FEBRUARY 2009: Back From Europe, Pt. 1


A number of weeks back, I took a close look at the works that came in through our Open Call as well as the works we solicited from various film festivals around the world and came to the conclusion that in order to make our programming truly special, I was going to have to take a week out of February, when the bulk of our programming decisions would be made and confirmed, and travel once again to Germany to seek out works (and in select cases, lock down confirmations that were "sitting on the fence") at the European Film Market and the Berlinale, or Berlin International Film Festival. The decision to travel into another cold weather film festival so soon after enduring the biting cold and lukewarm offering of the Sundance Film Festival was not taken lightly: since we decided five years ago that trekking to South Korea in the fall to attend the Pusan International Film Festival to seek out new works was a more productive business itinerary for me, I've always found myself looking towards Europe to see what the programmers of the Berlinale were up to. Though not primarily known as a film festival that focusses on Asian international cinema the way that PIFF does, the Berlinale nevertheless offers a daring, if slim, profile of new Asian cinema; and through its complementary European Film Market, a gathering place to discover new works in an environment decidedly more intense and frenzied than the main Festival itself.

Though I've attended events in the past few months that, on paper, should have yielded a crop of new selections, the fact is that such selections can't be guaranteed to possess a long shelf life. Some works are quickly swept up into "distributor hell" and long-term "festival strategies" (a common code that exposes a producer's wishes that their work is deserving of mainstream festival exposure, at the expense of the less obvious dividends that specialty film festivals such as ours can yield); while other times, selections I was initially excited about just don't hold up well. The reality is that year after year there will always be that crop of programming "spoils," and in order to minimize the prospect that our committee would be obliged to select from a crop of so-called "leftovers," I made the decision to trek to Berlin and see if the new works that emerged subsequent to our jaunt through the American Film Market in November and Sundance in mid-January would be accessible to us.

Another, stressful reason for going had to do with securing works I saw last October at PIFF, when they weren't yet screened but in final-cut stages. Since then I made some invitation for select films only to discover that they have been indeed invited to Berlinale and its heavyweight precursor, the International Film Festival Rotterdam.

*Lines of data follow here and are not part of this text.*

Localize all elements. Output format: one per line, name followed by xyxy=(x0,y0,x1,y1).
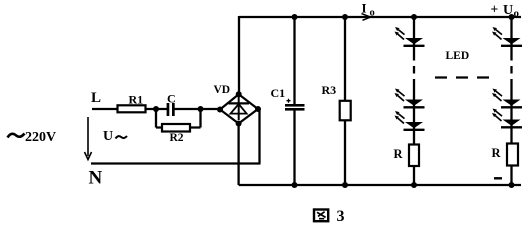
svg-text:o: o xyxy=(514,8,520,20)
svg-text:R3: R3 xyxy=(322,83,337,97)
svg-text:R: R xyxy=(394,147,404,161)
svg-text:U: U xyxy=(503,3,513,18)
svg-text:C: C xyxy=(167,92,176,106)
svg-text:N: N xyxy=(89,168,103,189)
svg-text:o: o xyxy=(370,8,375,19)
svg-text:220V: 220V xyxy=(25,130,56,145)
svg-text:I: I xyxy=(362,1,367,16)
svg-text:L: L xyxy=(91,90,101,106)
svg-text:U: U xyxy=(103,129,113,144)
svg-text:R: R xyxy=(492,146,502,160)
svg-text:VD: VD xyxy=(214,84,231,96)
svg-text:R1: R1 xyxy=(129,93,144,107)
svg-text:R2: R2 xyxy=(170,132,184,144)
svg-text:3: 3 xyxy=(337,208,345,225)
svg-text:C1: C1 xyxy=(271,86,286,100)
svg-text:LED: LED xyxy=(446,50,470,62)
svg-text:+: + xyxy=(491,2,499,17)
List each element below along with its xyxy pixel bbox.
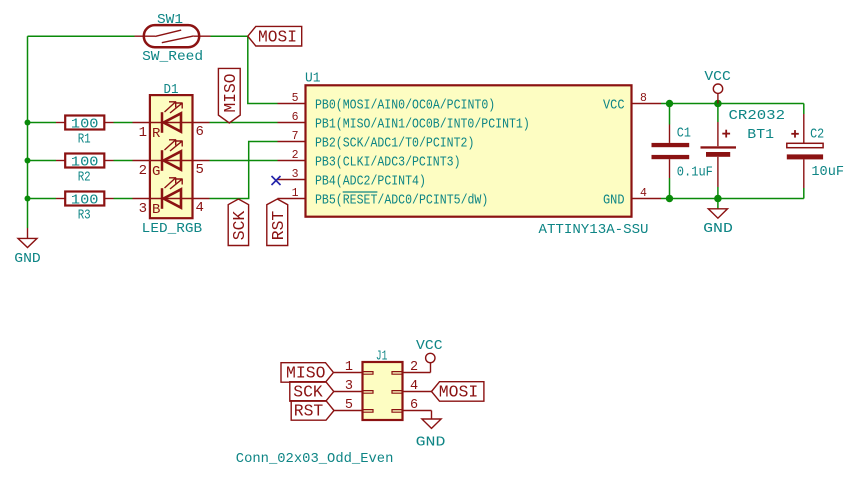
switch SW1 reed switch xyxy=(135,12,211,65)
svg-text:6: 6 xyxy=(410,398,418,413)
connector J1 body xyxy=(236,348,403,467)
capacitor C1 0.1uF xyxy=(652,104,713,199)
svg-text:MOSI: MOSI xyxy=(258,29,297,48)
svg-text:VCC: VCC xyxy=(416,338,443,354)
svg-text:1: 1 xyxy=(292,187,299,200)
U1 pin 2 PB3 xyxy=(278,149,461,170)
svg-text:MISO: MISO xyxy=(222,74,241,113)
svg-text:G: G xyxy=(152,164,160,180)
svg-text:R1: R1 xyxy=(78,132,91,148)
svg-text:GND: GND xyxy=(603,192,625,208)
label SCK global (vertical) xyxy=(228,199,250,246)
label MISO global at J1 xyxy=(281,363,334,384)
svg-text:RST: RST xyxy=(294,403,324,422)
svg-text:CR2032: CR2032 xyxy=(729,108,786,124)
label RST global at J1 xyxy=(291,401,334,422)
wire D1 pin 6 to U1 pin 6 xyxy=(210,122,278,124)
wire R1 to D1 pin 1 xyxy=(114,122,133,124)
wire junction to R3 xyxy=(28,198,57,200)
svg-text:PB3(CLKI/ADC3/PCINT3): PB3(CLKI/ADC3/PCINT3) xyxy=(315,154,461,170)
svg-text:3: 3 xyxy=(292,168,299,181)
svg-text:10uF: 10uF xyxy=(811,164,844,180)
ground power symbol bottom xyxy=(703,199,733,238)
J1 pin 1 xyxy=(334,360,373,375)
svg-text:SW_Reed: SW_Reed xyxy=(142,49,203,65)
svg-text:GND: GND xyxy=(14,251,41,267)
J1 pin 6 xyxy=(392,398,432,413)
svg-text:B: B xyxy=(152,202,160,218)
wire left rail vertical xyxy=(27,36,29,228)
svg-text:PB2(SCK/ADC1/T0/PCINT2): PB2(SCK/ADC1/T0/PCINT2) xyxy=(315,135,474,151)
svg-text:100: 100 xyxy=(71,192,99,208)
svg-text:6: 6 xyxy=(196,124,204,140)
power VCC symbol at J1 xyxy=(416,338,443,373)
svg-text:MOSI: MOSI xyxy=(439,384,479,403)
label MOSI global at J1 xyxy=(432,382,484,403)
svg-text:R3: R3 xyxy=(78,208,91,224)
wire R2 to D1 pin 2 xyxy=(114,160,133,162)
svg-text:Conn_02x03_Odd_Even: Conn_02x03_Odd_Even xyxy=(236,451,394,467)
svg-text:100: 100 xyxy=(71,116,99,132)
label MISO global (vertical) xyxy=(218,68,241,123)
wire junction to R2 xyxy=(28,160,57,162)
svg-text:PB1(MISO/AIN1/OC0B/INT0/PCINT1: PB1(MISO/AIN1/OC0B/INT0/PCINT1) xyxy=(315,116,530,132)
svg-text:100: 100 xyxy=(71,154,99,170)
LED D1 green element pin 2/5 xyxy=(133,140,210,181)
J1 pin 3 xyxy=(334,379,373,394)
power VCC symbol top xyxy=(704,69,731,104)
svg-text:7: 7 xyxy=(292,130,299,143)
svg-text:GND: GND xyxy=(703,221,733,237)
svg-text:ATTINY13A-SSU: ATTINY13A-SSU xyxy=(539,222,649,238)
U1 pin 4 GND xyxy=(603,187,661,208)
U1 pin 8 VCC xyxy=(603,92,661,113)
J1 pin 4 xyxy=(392,379,432,394)
svg-text:C1: C1 xyxy=(677,125,691,141)
svg-text:2: 2 xyxy=(139,163,147,179)
svg-text:1: 1 xyxy=(139,125,147,141)
wire VCC rail top xyxy=(661,103,804,105)
node junction VCC top xyxy=(714,100,722,108)
resistor R3 100 xyxy=(56,192,114,224)
node junction GND bottom xyxy=(714,195,722,203)
U1 pin 5 PB0 xyxy=(278,92,496,113)
svg-text:LED_RGB: LED_RGB xyxy=(142,221,202,237)
wire D1 pin 5 to U1 pin 2 xyxy=(210,160,278,162)
J1 pin 2 xyxy=(392,360,431,375)
svg-text:SCK: SCK xyxy=(293,384,323,403)
svg-text:SCK: SCK xyxy=(231,210,250,240)
svg-text:U1: U1 xyxy=(305,71,321,87)
wire GND rail bottom xyxy=(661,198,804,200)
svg-text:5: 5 xyxy=(196,162,204,178)
svg-text:PB5(RESET/ADC0/PCINT5/dW): PB5(RESET/ADC0/PCINT5/dW) xyxy=(315,192,488,208)
svg-text:RST: RST xyxy=(270,211,289,241)
svg-text:8: 8 xyxy=(640,92,647,105)
svg-text:R2: R2 xyxy=(78,170,91,186)
svg-text:5: 5 xyxy=(345,398,353,413)
wire D1 pin 4 to U1 pin 7 xyxy=(210,142,278,199)
LED D1 red element pin 1/6 xyxy=(133,102,210,143)
U1 pin 3 PB4 xyxy=(277,168,426,189)
LED D1 blue element pin 3/4 xyxy=(133,178,210,219)
node junction C1 bottom xyxy=(666,195,673,202)
label RST global (vertical) xyxy=(267,199,289,246)
svg-text:6: 6 xyxy=(292,111,299,124)
node junction at R1 row xyxy=(25,120,31,126)
U1 pin 6 PB1 xyxy=(278,111,530,132)
no-connect X on U1 pin 3 xyxy=(272,176,281,185)
wire R3 to D1 pin 3 xyxy=(114,198,133,200)
svg-text:MISO: MISO xyxy=(286,365,326,384)
LED D1 LED_RGB body xyxy=(142,82,202,237)
node junction at R3 row xyxy=(25,196,31,202)
svg-text:BT1: BT1 xyxy=(747,127,774,143)
svg-text:2: 2 xyxy=(410,360,418,375)
node junction C1 top xyxy=(666,100,673,107)
ground left power symbol xyxy=(14,228,41,267)
ground power symbol at J1 xyxy=(416,411,446,451)
wire top horizontal to SW1 xyxy=(28,35,135,37)
svg-text:C2: C2 xyxy=(810,126,824,142)
battery BT1 CR2032 xyxy=(701,104,786,199)
svg-text:4: 4 xyxy=(640,187,647,200)
svg-text:D1: D1 xyxy=(164,82,179,98)
svg-text:3: 3 xyxy=(345,379,353,394)
svg-text:R: R xyxy=(152,126,161,142)
resistor R1 100 xyxy=(56,116,114,148)
svg-text:1: 1 xyxy=(345,360,353,375)
resistor R2 100 xyxy=(56,154,114,186)
label SCK global at J1 xyxy=(290,382,334,403)
svg-text:PB4(ADC2/PCINT4): PB4(ADC2/PCINT4) xyxy=(315,173,426,189)
svg-text:3: 3 xyxy=(139,201,147,217)
U1 pin 1 PB5 xyxy=(278,187,489,208)
svg-text:VCC: VCC xyxy=(704,69,731,85)
svg-text:0.1uF: 0.1uF xyxy=(677,165,713,181)
node junction at R2 row xyxy=(25,158,31,164)
U1 pin 7 PB2 xyxy=(278,130,475,151)
IC U1 ATTINY13A-SSU body xyxy=(305,71,649,239)
label MOSI global (top) xyxy=(248,26,302,47)
wire VCC rail to C2 xyxy=(803,104,805,115)
svg-text:J1: J1 xyxy=(376,348,388,364)
svg-text:4: 4 xyxy=(410,379,418,394)
capacitor C2 10uF polarized xyxy=(787,114,844,199)
svg-text:GND: GND xyxy=(416,435,446,451)
svg-text:PB0(MOSI/AIN0/OC0A/PCINT0): PB0(MOSI/AIN0/OC0A/PCINT0) xyxy=(315,97,495,113)
wire SW1 to MOSI label xyxy=(211,35,248,37)
svg-text:2: 2 xyxy=(292,149,299,162)
svg-text:VCC: VCC xyxy=(603,97,625,113)
svg-text:5: 5 xyxy=(292,92,299,105)
svg-text:4: 4 xyxy=(196,200,204,216)
wire MOSI label down to U1 pin 5 xyxy=(248,36,278,103)
svg-text:SW1: SW1 xyxy=(157,12,183,28)
wire junction to R1 xyxy=(28,122,57,124)
J1 pin 5 xyxy=(334,398,373,413)
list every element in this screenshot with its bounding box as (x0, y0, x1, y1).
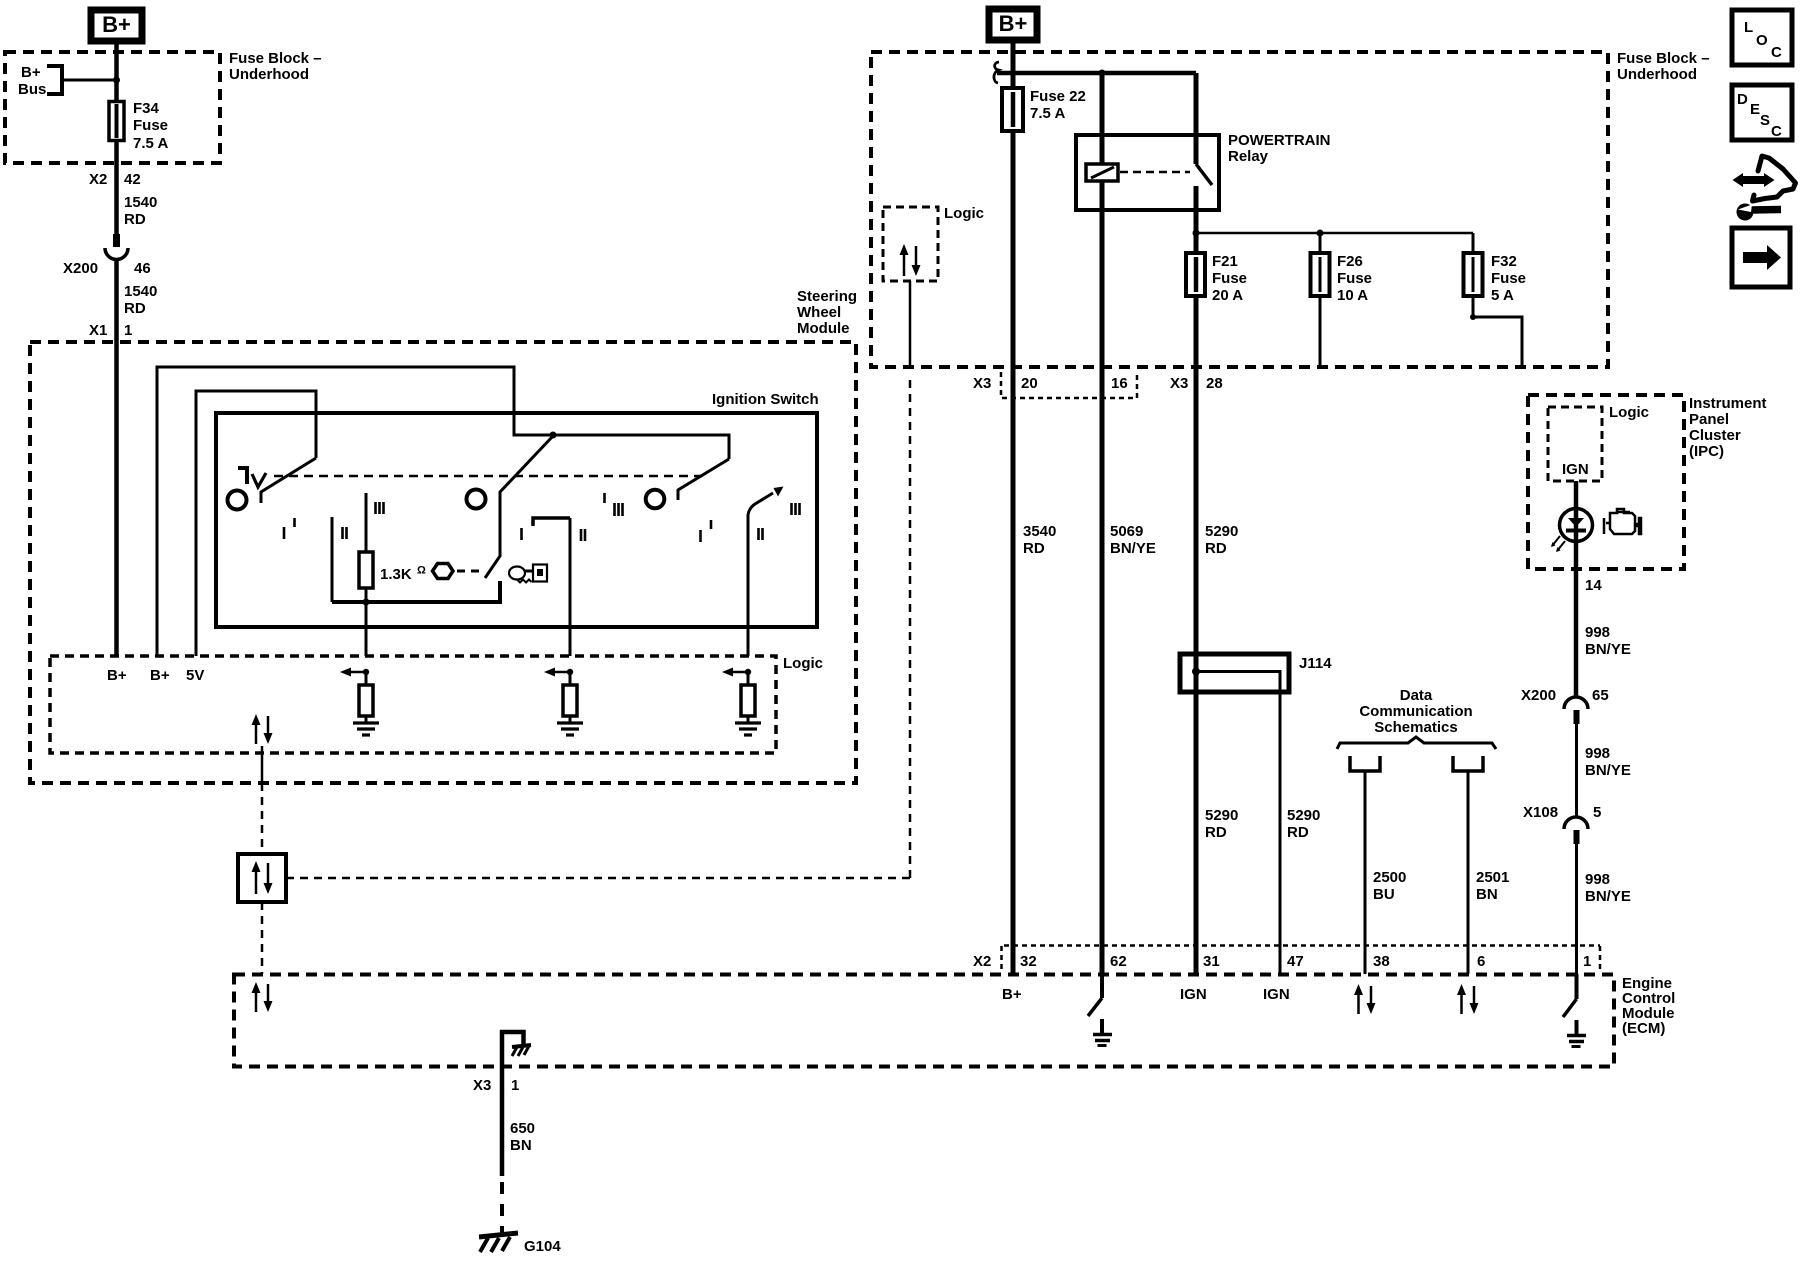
svg-text:L: L (1744, 19, 1753, 36)
node relay output junction (1193, 230, 1200, 237)
pull-down resistor 3 with arrow and ground (722, 668, 761, 736)
node junction at F26 (1317, 230, 1324, 237)
svg-text:X1: X1 (89, 322, 107, 339)
wire fuse F34 to X200 (114, 142, 119, 234)
inline connector X200 pin 46 (63, 234, 151, 277)
svg-text:1: 1 (1583, 953, 1591, 970)
mechanical link dashed line (274, 475, 702, 478)
svg-text:Ω: Ω (417, 565, 426, 577)
wire J114 to ECM pin 47 (1279, 692, 1282, 974)
SECTION: steering wheel module (30, 288, 910, 974)
node junction at coil branch (1099, 70, 1106, 77)
node labels B+ IGN IGN (1002, 986, 1290, 1003)
svg-text:38: 38 (1373, 953, 1390, 970)
wire indicator to IPC pin 14 (1574, 569, 1579, 697)
label Steering Wheel Module (797, 288, 857, 337)
svg-text:B+: B+ (150, 667, 170, 684)
svg-text:14: 14 (1585, 577, 1602, 594)
dashed wire to G104 (500, 1182, 504, 1234)
svg-text:998: 998 (1585, 624, 1610, 641)
switch pole 1 blade (261, 458, 316, 503)
pull-down resistor 1 with arrow and ground (340, 668, 379, 736)
svg-text:650: 650 (510, 1120, 535, 1137)
svg-text:B+: B+ (21, 64, 41, 81)
label Instrument Panel Cluster (IPC) (1689, 395, 1767, 460)
wire labels 5290 RD / 5290 RD (1205, 807, 1320, 841)
serial data arrows at pin 6 (1457, 984, 1479, 1014)
wire relay output down to ECM pin 31 (1194, 186, 1199, 974)
svg-text:Fuse: Fuse (1212, 270, 1247, 287)
svg-text:Fuse Block –: Fuse Block – (1617, 50, 1710, 67)
wire bus to relay branches (997, 71, 1196, 76)
wire IGN to indicator (1574, 481, 1579, 569)
svg-text:Logic: Logic (783, 655, 823, 672)
wire label 998 BN/YE (2) (1585, 745, 1631, 779)
svg-text:7.5 A: 7.5 A (1030, 105, 1065, 122)
svg-text:3540: 3540 (1023, 523, 1056, 540)
connector row X3 20 16 28 (973, 372, 1223, 398)
svg-text:998: 998 (1585, 871, 1610, 888)
label Engine Control Module (ECM) (1622, 975, 1675, 1037)
pin label X1 1 (89, 322, 132, 339)
dashed wire interface box to ECM (261, 902, 264, 974)
connector row tick pin1 (1599, 946, 1602, 970)
svg-text:1540: 1540 (124, 194, 157, 211)
icon diagnostic arrows and wrench (1733, 156, 1796, 221)
switch pole 3 blade (678, 459, 729, 500)
wire label 1540 RD (124, 194, 157, 228)
fuse block underhood (middle) dashed box (871, 52, 1608, 367)
ground G104 (479, 1233, 561, 1255)
wire labels 3540 RD / 5069 BN-YE / 5290 RD (1023, 523, 1238, 557)
wire serial data down through module edge (261, 746, 264, 783)
svg-text:Fuse: Fuse (1491, 270, 1526, 287)
wire coil feed down (1100, 73, 1105, 974)
numerals pole 3: I' II III (701, 503, 800, 542)
ECM ground stub to G104 (502, 1032, 531, 1066)
svg-text:X3: X3 (473, 1077, 491, 1094)
svg-text:RD: RD (1287, 824, 1309, 841)
splice curl symbol (994, 62, 999, 83)
relay contact blade (1196, 164, 1212, 185)
svg-text:IGN: IGN (1263, 986, 1290, 1003)
svg-text:B+: B+ (107, 667, 127, 684)
svg-text:BN/YE: BN/YE (1585, 641, 1631, 658)
svg-text:X108: X108 (1523, 804, 1558, 821)
power symbol B+ (top left) (91, 10, 142, 41)
svg-text:Module: Module (797, 320, 850, 337)
power symbol B+ (top middle) (989, 9, 1037, 40)
wire B+ input (X1 pin 1 to logic) (114, 342, 119, 656)
wire label 998 BN/YE (3) (1585, 871, 1631, 905)
resistor 1.3K ohm (359, 493, 426, 656)
switch pole 2 contact I hook (533, 518, 570, 526)
svg-text:BN/YE: BN/YE (1110, 540, 1156, 557)
svg-text:32: 32 (1020, 953, 1037, 970)
svg-text:RD: RD (1205, 540, 1227, 557)
svg-text:X2: X2 (89, 171, 107, 188)
svg-text:Underhood: Underhood (229, 66, 309, 83)
fuse F32 5A (1464, 233, 1527, 317)
pin labels X2 32 62 31 47 38 6 1 (973, 953, 1591, 970)
switch pole 3 wiper arrow (748, 487, 784, 521)
wire label 1540 RD (2) (124, 283, 157, 317)
wire F32 output jog (1470, 314, 1522, 367)
check engine icon (1604, 509, 1641, 534)
wire X200 to X108 (1575, 724, 1578, 817)
icon box LOC (1732, 10, 1792, 65)
dashed wire to interface box (261, 783, 264, 854)
brace over data links (1337, 737, 1496, 749)
SECTION: IPC (1521, 395, 1767, 974)
logic dashed box (IPC) (1548, 407, 1602, 481)
wire relay contact feed down (1194, 73, 1199, 164)
fuse F21 20A (1186, 253, 1247, 304)
svg-text:X200: X200 (63, 260, 98, 277)
svg-text:Fuse: Fuse (1337, 270, 1372, 287)
serial data arrows (fuse block logic) (900, 244, 921, 276)
svg-text:B+: B+ (102, 12, 131, 37)
powertrain relay box (1076, 135, 1219, 210)
svg-text:B+: B+ (999, 11, 1028, 36)
relay coil (1086, 164, 1118, 181)
svg-text:1.3K: 1.3K (380, 566, 412, 583)
switch pole 2 pivot contact (467, 490, 486, 509)
label Data Communication Schematics (1359, 687, 1472, 736)
switch pole 2 blade with key contact (485, 436, 553, 578)
icon box arrow (next page) (1732, 228, 1790, 287)
wire B+ box to fuse block (114, 44, 119, 100)
wire label 998 BN/YE (1585, 624, 1631, 658)
inline connector X108 pin 5 (1523, 804, 1601, 844)
ECM connector row dotted line (1004, 944, 1600, 947)
steering wheel module dashed box (30, 342, 856, 783)
svg-text:IGN: IGN (1180, 986, 1207, 1003)
ignition switch box (216, 413, 817, 627)
svg-text:31: 31 (1203, 953, 1220, 970)
svg-text:Data: Data (1400, 687, 1433, 704)
svg-text:D: D (1737, 91, 1748, 108)
svg-text:RD: RD (124, 300, 146, 317)
wire to branch fuses (1196, 232, 1473, 235)
logic dashed box (SWM) (50, 656, 776, 753)
svg-text:IGN: IGN (1562, 461, 1589, 478)
fuse 22 7.5A (1002, 88, 1086, 131)
svg-text:998: 998 (1585, 745, 1610, 762)
wire logic box down to fuse block edge (909, 281, 912, 367)
numerals pole 1: I' II III (284, 502, 384, 539)
serial data interface box (238, 854, 286, 902)
svg-text:X3: X3 (973, 375, 991, 392)
pull-down resistor 2 with arrow and ground (544, 668, 583, 736)
svg-text:BN/YE: BN/YE (1585, 762, 1631, 779)
svg-text:X3: X3 (1170, 375, 1188, 392)
svg-text:Schematics: Schematics (1374, 719, 1457, 736)
label POWERTRAIN Relay (1228, 132, 1331, 165)
dashed wire interface box to fuse block logic (286, 877, 910, 880)
svg-text:Logic: Logic (1609, 404, 1649, 421)
switch pole 3 pivot contact (646, 490, 665, 509)
ECM internal ground at pin 1 (1563, 974, 1586, 1047)
relay dashed actuator link (1120, 171, 1190, 174)
svg-text:F26: F26 (1337, 253, 1363, 270)
wire labels 2500 BU / 2501 BN (1373, 869, 1509, 903)
wire ECM to G104 (500, 1066, 505, 1176)
switch pole 1 pivot contact (228, 491, 247, 510)
wire 5V internal feed to switch pole 1 (196, 391, 316, 656)
wire pole 1 contact II (331, 517, 334, 602)
svg-text:20: 20 (1021, 375, 1038, 392)
wire X108 to ECM pin 1 (1575, 844, 1578, 974)
ECM internal ground at pin 62 (1088, 974, 1112, 1046)
svg-text:G104: G104 (524, 1238, 561, 1255)
inline connector X200 pin 65 (1521, 687, 1609, 724)
switch pole 1 position mark (238, 468, 266, 487)
svg-text:RD: RD (1205, 824, 1227, 841)
pin label X3 1 (473, 1077, 519, 1094)
connector row tick X2 (1000, 946, 1003, 970)
svg-text:42: 42 (124, 171, 141, 188)
ignition key icon (509, 565, 547, 583)
SECTION: left B+ feed (5, 10, 322, 342)
svg-text:C: C (1771, 44, 1782, 61)
svg-text:Relay: Relay (1228, 148, 1269, 165)
svg-text:BU: BU (1373, 886, 1395, 903)
wire B+ down to fuse 22 and ECM pin 32 (1011, 43, 1016, 974)
svg-text:X200: X200 (1521, 687, 1556, 704)
wire pole 3 output (747, 519, 750, 656)
data link connector 1 (1350, 756, 1380, 974)
SECTION: middle fuse block (871, 9, 1710, 974)
numerals pole 2: I II 'III (522, 493, 623, 541)
svg-text:S: S (1760, 112, 1770, 129)
node junction on B+ feed (550, 432, 557, 439)
svg-text:Wheel: Wheel (797, 304, 841, 321)
label Fuse Block - Underhood (right) (1617, 50, 1710, 83)
wire B+ internal feed to switch poles 2,3 (157, 367, 729, 656)
svg-text:Panel: Panel (1689, 411, 1729, 428)
svg-text:C: C (1771, 123, 1782, 140)
svg-text:F21: F21 (1212, 253, 1238, 270)
svg-text:Fuse Block –: Fuse Block – (229, 50, 322, 67)
svg-text:F34: F34 (133, 100, 160, 117)
svg-text:7.5 A: 7.5 A (133, 135, 168, 152)
svg-text:5: 5 (1593, 804, 1601, 821)
svg-text:1540: 1540 (124, 283, 157, 300)
svg-text:(ECM): (ECM) (1622, 1020, 1665, 1037)
fuse F26 10A (1311, 233, 1373, 367)
svg-text:Ignition Switch: Ignition Switch (712, 391, 819, 408)
node junction resistor to bottom rail (363, 599, 370, 606)
svg-text:Communication: Communication (1359, 703, 1472, 720)
svg-text:BN/YE: BN/YE (1585, 888, 1631, 905)
svg-text:RD: RD (124, 211, 146, 228)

So, my mission was simple: secure the films that may fall through the cracks, and view brand-new works that could possibly make it into our program in May.

As I'm writing this entry on the plane on the way back from Berlin (the Festival just concluded a couple of hours ago, according to the clock on my laptop), I'm still processing the week that was, and will be sending off follow-up letters in the next day to take care of the final details.